The 1st IRA Account was opened with E*Trade Brokerage and Beneficiaries were listed on the signed application and money was Trustee-Trustee transferred from a separate Financial institution to establish this new account. Several years go by and money was moved to a safer IRA CD investment – held by E*Trade Bank. This E*Trade Bank CD IRA was opened over the phone and funds were “transferred” from the Brokerage side of E*Trade to the newly established E*Trade bank. We were told at the time that everything would be Identical in the Registry of the new CD accts – including Beneficiaries.
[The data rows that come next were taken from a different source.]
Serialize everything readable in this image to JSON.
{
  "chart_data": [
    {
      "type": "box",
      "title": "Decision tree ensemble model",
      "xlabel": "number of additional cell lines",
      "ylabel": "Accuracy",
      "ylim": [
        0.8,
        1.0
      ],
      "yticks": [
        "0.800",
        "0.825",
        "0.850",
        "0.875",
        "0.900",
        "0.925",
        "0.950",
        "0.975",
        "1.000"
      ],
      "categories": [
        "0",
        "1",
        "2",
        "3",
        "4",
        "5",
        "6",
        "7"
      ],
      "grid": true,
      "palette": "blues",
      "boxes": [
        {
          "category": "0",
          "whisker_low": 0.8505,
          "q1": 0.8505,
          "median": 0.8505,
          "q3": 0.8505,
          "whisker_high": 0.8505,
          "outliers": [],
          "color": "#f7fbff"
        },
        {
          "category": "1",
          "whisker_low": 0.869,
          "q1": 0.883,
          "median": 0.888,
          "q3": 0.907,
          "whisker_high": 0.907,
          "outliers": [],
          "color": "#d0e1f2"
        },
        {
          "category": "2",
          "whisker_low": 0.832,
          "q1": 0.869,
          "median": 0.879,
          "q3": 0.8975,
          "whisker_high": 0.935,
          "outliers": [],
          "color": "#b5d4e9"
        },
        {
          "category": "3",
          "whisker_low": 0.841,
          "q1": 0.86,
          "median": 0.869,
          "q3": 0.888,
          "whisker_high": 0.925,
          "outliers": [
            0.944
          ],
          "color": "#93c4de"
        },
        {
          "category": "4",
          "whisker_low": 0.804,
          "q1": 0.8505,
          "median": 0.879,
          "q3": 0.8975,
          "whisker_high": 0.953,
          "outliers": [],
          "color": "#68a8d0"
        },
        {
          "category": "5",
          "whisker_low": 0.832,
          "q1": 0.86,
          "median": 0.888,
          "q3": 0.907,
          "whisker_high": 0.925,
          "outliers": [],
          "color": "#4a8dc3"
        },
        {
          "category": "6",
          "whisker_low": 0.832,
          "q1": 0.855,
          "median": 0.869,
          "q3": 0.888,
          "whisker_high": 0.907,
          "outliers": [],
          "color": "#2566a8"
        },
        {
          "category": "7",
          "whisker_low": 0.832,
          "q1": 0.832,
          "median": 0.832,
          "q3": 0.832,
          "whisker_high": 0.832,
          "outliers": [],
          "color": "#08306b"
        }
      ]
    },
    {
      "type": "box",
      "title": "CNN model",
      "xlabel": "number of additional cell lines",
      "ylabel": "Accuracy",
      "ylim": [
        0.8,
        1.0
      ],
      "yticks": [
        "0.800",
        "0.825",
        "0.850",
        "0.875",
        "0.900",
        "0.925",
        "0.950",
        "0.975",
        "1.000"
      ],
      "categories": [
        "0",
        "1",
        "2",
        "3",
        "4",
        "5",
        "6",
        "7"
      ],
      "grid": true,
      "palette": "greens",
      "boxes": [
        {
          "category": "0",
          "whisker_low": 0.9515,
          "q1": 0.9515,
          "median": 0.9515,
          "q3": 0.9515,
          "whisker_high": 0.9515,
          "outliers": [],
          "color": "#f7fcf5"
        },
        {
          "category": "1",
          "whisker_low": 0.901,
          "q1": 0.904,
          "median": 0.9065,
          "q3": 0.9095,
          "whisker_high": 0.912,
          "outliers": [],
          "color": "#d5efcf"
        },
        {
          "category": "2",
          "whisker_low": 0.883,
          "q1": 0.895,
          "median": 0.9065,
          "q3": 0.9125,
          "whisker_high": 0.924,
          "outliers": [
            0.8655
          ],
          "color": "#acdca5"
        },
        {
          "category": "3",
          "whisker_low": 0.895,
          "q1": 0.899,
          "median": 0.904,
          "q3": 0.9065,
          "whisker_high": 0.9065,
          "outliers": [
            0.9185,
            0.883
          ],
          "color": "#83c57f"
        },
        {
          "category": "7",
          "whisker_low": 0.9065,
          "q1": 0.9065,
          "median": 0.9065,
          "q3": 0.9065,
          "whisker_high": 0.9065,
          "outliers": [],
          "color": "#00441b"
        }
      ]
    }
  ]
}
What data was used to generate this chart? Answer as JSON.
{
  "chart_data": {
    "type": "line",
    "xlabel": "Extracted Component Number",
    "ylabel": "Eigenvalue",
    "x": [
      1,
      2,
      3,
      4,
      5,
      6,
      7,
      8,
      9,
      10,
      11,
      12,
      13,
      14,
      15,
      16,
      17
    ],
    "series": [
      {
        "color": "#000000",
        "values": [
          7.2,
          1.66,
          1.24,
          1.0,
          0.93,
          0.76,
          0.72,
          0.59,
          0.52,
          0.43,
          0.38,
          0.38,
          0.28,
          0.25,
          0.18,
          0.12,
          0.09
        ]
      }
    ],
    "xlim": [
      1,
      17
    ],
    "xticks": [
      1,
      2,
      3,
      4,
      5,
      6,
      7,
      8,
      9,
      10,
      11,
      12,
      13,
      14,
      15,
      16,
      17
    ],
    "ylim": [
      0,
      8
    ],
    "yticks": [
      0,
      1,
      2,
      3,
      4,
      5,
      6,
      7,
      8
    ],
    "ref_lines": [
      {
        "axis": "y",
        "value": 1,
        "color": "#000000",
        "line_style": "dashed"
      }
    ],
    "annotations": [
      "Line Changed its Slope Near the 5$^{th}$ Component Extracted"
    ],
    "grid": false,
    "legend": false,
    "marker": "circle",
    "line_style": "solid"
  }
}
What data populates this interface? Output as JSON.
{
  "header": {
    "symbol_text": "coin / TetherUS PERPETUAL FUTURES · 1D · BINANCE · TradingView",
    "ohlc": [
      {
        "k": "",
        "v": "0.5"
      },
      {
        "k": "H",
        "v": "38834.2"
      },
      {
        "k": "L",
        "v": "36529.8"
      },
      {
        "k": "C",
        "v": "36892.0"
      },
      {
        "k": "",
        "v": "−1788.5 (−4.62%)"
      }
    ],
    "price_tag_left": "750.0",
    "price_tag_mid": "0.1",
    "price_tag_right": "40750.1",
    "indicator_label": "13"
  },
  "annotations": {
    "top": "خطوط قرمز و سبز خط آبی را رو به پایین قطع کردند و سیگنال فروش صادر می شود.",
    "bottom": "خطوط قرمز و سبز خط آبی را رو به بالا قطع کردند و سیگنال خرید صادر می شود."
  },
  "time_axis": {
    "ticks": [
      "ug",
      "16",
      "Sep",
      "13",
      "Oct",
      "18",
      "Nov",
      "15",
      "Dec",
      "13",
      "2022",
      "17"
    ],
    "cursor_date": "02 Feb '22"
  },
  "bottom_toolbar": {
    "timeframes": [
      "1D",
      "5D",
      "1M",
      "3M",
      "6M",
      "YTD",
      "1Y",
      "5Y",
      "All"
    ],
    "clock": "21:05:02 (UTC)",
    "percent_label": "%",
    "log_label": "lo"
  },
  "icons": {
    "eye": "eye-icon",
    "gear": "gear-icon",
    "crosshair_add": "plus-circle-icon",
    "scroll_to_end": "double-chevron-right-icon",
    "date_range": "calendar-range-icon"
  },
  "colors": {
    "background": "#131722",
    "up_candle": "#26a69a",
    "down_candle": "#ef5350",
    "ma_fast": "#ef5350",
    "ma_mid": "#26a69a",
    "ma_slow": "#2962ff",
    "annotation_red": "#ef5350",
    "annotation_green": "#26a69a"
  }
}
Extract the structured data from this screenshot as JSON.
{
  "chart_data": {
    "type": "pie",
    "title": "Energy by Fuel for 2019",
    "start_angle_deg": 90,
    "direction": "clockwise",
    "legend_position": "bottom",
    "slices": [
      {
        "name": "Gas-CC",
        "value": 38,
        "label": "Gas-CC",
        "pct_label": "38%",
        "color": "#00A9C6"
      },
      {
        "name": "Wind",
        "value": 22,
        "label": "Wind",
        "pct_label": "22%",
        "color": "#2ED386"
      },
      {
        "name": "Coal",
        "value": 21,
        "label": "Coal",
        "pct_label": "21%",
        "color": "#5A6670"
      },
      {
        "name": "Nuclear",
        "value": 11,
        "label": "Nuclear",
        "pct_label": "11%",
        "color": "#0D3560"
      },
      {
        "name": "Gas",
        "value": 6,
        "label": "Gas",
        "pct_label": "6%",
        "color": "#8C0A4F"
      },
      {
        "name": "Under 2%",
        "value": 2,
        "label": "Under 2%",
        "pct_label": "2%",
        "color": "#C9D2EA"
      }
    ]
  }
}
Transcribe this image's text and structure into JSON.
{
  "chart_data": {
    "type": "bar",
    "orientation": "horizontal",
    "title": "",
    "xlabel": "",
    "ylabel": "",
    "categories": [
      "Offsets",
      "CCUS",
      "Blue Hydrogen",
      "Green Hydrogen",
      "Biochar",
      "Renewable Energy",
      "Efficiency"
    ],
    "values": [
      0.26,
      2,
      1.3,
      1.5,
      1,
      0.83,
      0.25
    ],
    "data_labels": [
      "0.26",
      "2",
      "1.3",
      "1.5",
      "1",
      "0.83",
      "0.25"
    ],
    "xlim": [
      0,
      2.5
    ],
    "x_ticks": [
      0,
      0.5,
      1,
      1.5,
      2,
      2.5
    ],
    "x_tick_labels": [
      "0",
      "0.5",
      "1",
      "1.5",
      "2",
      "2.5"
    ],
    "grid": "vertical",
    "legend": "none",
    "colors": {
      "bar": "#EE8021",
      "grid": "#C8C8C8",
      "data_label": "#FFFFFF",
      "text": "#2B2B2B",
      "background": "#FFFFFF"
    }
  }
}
These accounts are also Linked together under 1 Brokerage statement.

The account holder is desceased and now E*Trade is claiming that the CD account shows no Beneficiary designation and the funds will have to be transfered to and Estate account and not to the Beneficiaries listed on the Brokerage acct.

They have obviously changed the registration process over the years and now each account opened must have a new application and beneficary document signed by the account holder.

Any suggestions on how to get them to apply the existing beneficiary designation found on the Brokerage account to the IRA CD accounts?

Is there some IRS/Federal Reg. that would prevent them from being able to do this?

Thanks!



Regretably, the financial services industry is very prone to this kind of error, and I experienced it myself in a single custodian investment platform change where a new IRA account number was assigned and the beneficiary disappeared. Fortuneately, I discovered this on a routine check of beneficiary designations and highly recommend monitoring beneficiaries for everyone.

I am not aware of any specific provision that addresses reforming beneficiary statements and suspect a higher up at E Trade has this authority subject to analysis of facts and circumstances. A customer should not have to incur the added expenses of probating an IRA account when the error is made by the custodian. In short, I would be inclined to submit all the documentation available including the prior beneficiary statement copies and documentation of phone conversations and ask to have the beneficiary added. If they still refuse, I suggest submitting the client’s will, with a notarized signoff of all will beneficiaries and of course the executor, and again depending on the circumstances threaten possible legal action if they do not comply. Obviously, the client’s stomach for a confrontation vrs the costs of letting this go through probate if the same people will end up with the funds should be assessed. Another factor is that if the IRA owner passed prior to his RBD, this will trigger the 5 year rule for the CD IRA.

You don’t probate the IRA. You probate the Will.

But you probably want the beneficiary desigation to apply for income tax reasons.

You (or your lawyer) might want to keep at it with E-Trade, and then, if necessary, consider whether it might be possible to get a court order saying that the beneficiary designation applies, and if so, whether it would make sense to do so.